Sedang pendidikan karakter mencakup sistem tata nilai yang meliputi semua komponen pelaku pendidikan, termasuk guru dan masyarakat, dan tata nilai yang berkembang pada suatu masyarakat. Juga melibatkan kebijakan dan aturan pemerintah sebagai pengatur pendidikan . Hubungan antar komponen dalam sistem pendidikan nasional yang terlibat dalam pendidikan karakter. Komponen input dan proses dipengaruhi oleh faktor eksternal yang berupa kondisi dan faktor internal berupa kondisi sosial masyarakat. Dengan demikian komponen output berupa kompetensi lulusan sesungguhnya juga btidak lebih dari kondisi dan kapasitas yang tersedia dalam komponen input terutama proses.

D.  PENUTUP

      Sebagai penutup dari paparan di atas maka dapat disimpulkan Pemahaman karakter Moral Siswa dalam Kegiastan Belajar Mengajar sebagai berikut (1) Guru dan para pendidik perlu memusatkan perhatiannya pada upaya memperbaiki kualitas pembelajaran. Upaya memperbaiki kualitas pembelajaran moral ditempatkan pada perbaikan strategi pembelajaran, variabel metode pembelajaran.mencakup strategi pengorganisasian pembelajaran, strategi penyampaian pembelajaran, dan strategi pengelolaan pembelajaran; (2) Variabel yang berpengaruh terhadap penggunaan metode pembelajaran adalah variabel kondisi pembelajaran, dan variabel ini dikelompokkan menjadi tujuan dan karakteristik bidang studi, kendaladan karakteristik bidang studi, dan karakteristik siswa; (3)  Karakteristik siswa adalah aspek-aspek atau kualitas perseorangan siswa, diantaranya adalah kemampuan awal atau hasil belajar yang telah dimilikinya; (4).Kemampuan awal sebagai pijakan dalam mengembangkan stratregi pembelajaran moral berkaitan dengan tahap mana penalaran moral siswa berada, pada tahap mana kepercayaan eksistensial siswa berada, bagaimana empati, dan peran sosial mereka.(5) Bentuk-bentuk budaya siswa berupa prestasi psikologis,di antaranya adalah penalaran moral, kepercayaan eksistensial, empati dan peran sosial.
:
E. REFERENSI

Asri Budiningsih. (2004). Pembelajaran Moral. Penerbit. PT.Rineka Cipta. Jakarta
Asri Budiningsih C.(2001) Penalaran  Moral Remaja dan Beberapa Faktor Budaya yang berhubungan Dengannya (Disertasi tidak dipublikasikan). Malang: PPs.UM.

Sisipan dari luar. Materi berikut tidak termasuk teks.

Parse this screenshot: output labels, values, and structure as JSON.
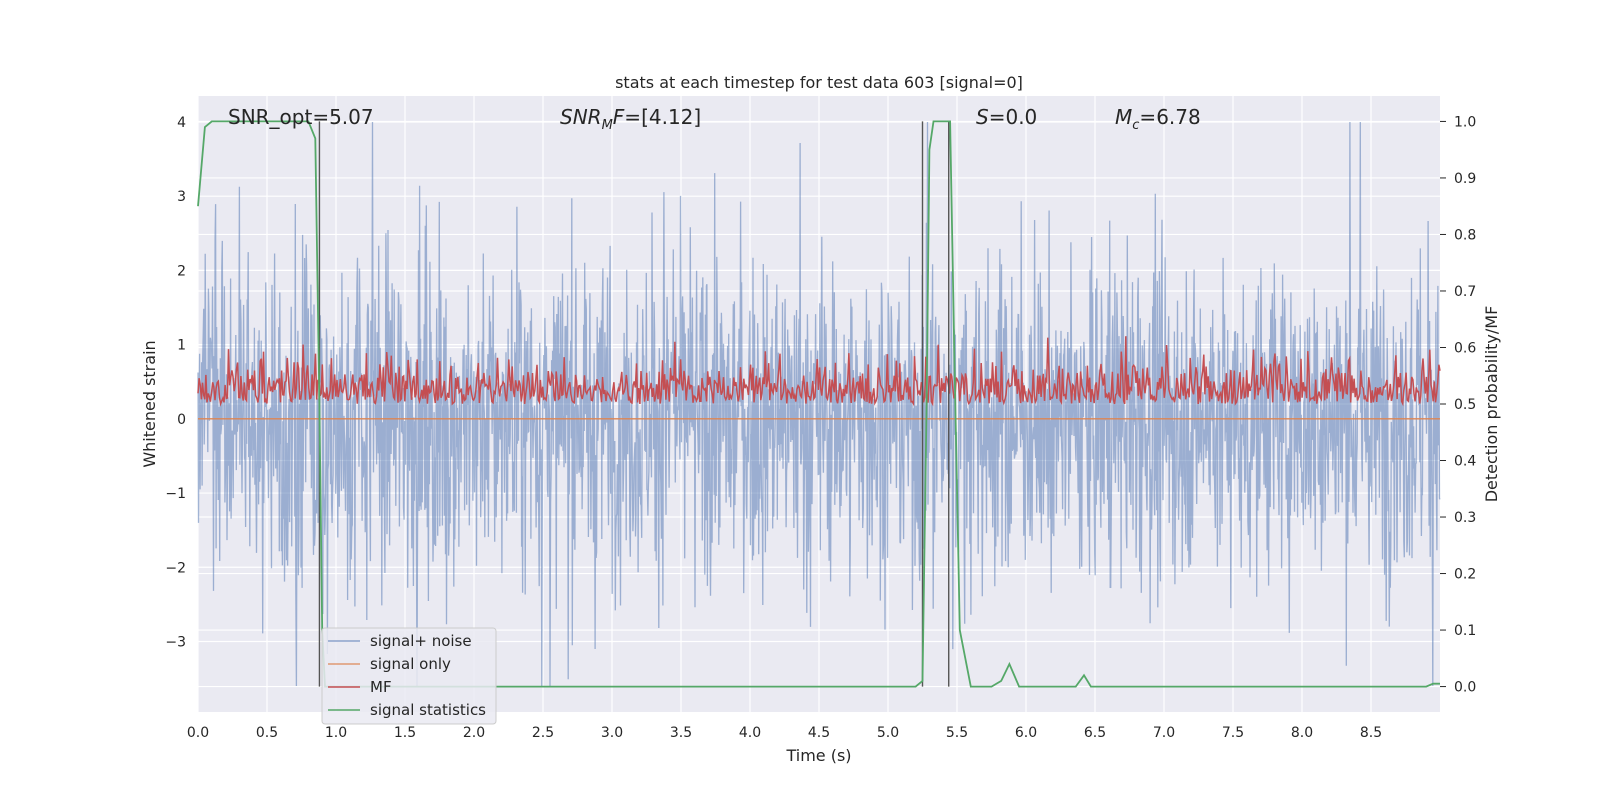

Cremers,A.(1995). Teori Perkembangan Kepercayaan, Karya-Karya Penting James W.Fowler.Yogyakarta: Penerbit Kanisius.
Cremers,A.(1995). Tahap-Tahap Perkembangan Moral.Yogyakarta: Penerbit Kanisius.
Departemen Pendidikan Nasional. (2010). Draft Rencana Strategis Pembangunan Pendidikan Nasional 2010-2014. Jakarta: Depdiknas.

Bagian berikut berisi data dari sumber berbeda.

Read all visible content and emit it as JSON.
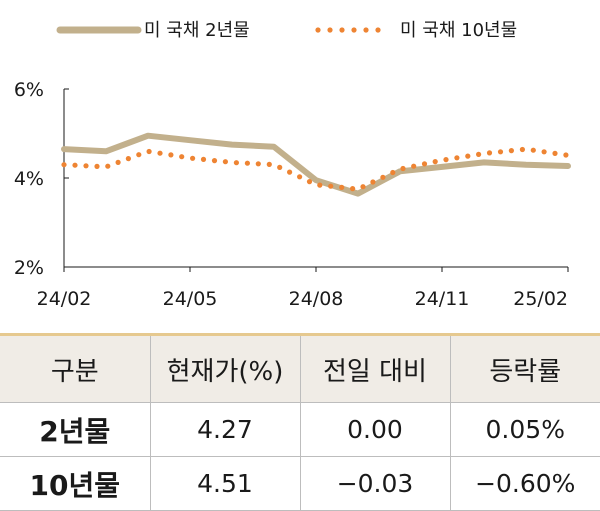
{
  "chart_data": {
    "type": "line",
    "x": [
      "24/02",
      "24/03",
      "24/04",
      "24/05",
      "24/06",
      "24/07",
      "24/08",
      "24/09",
      "24/10",
      "24/11",
      "24/12",
      "25/01",
      "25/02"
    ],
    "xticks": [
      "24/02",
      "24/05",
      "24/08",
      "24/11",
      "25/02"
    ],
    "yticks": [
      "6%",
      "4%",
      "2%"
    ],
    "ylim": [
      2,
      6
    ],
    "grid": false,
    "legend_position": "top",
    "series": [
      {
        "name": "미 국채 2년물",
        "color": "#c2b08c",
        "style": "solid",
        "values": [
          4.65,
          4.6,
          4.95,
          4.85,
          4.75,
          4.7,
          3.95,
          3.65,
          4.15,
          4.25,
          4.35,
          4.3,
          4.27
        ]
      },
      {
        "name": "미 국채 10년물",
        "color": "#ee8433",
        "style": "dotted",
        "values": [
          4.3,
          4.25,
          4.6,
          4.45,
          4.35,
          4.3,
          3.85,
          3.75,
          4.2,
          4.4,
          4.55,
          4.65,
          4.51
        ]
      }
    ]
  },
  "table": {
    "headers": [
      "구분",
      "현재가(%)",
      "전일 대비",
      "등락률"
    ],
    "rows": [
      [
        "2년물",
        "4.27",
        "0.00",
        "0.05%"
      ],
      [
        "10년물",
        "4.51",
        "−0.03",
        "−0.60%"
      ]
    ]
  }
}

Kohlberg,L.(1980). Stages of Moral Development as a Basis of Moral Education. Dalam Mursey,B (ed). Moral Development, Moral Education, and Kohlberg. Birmingham, Alabama: Religious Education Press.
Linda & Eyre,R (1993). Teaching Your Children Values. Eyre,R.M. & Assoc.Inc.
Manulang, Marihot. (2010). Mendiknas dan Problematika Pendidikan Kita. Tersedia online: http://hariansib.com/?p=96786 12 April 2010.
Undang-undang No. 20 tahun 2003 tentang Sistem Pendidikan Nasional.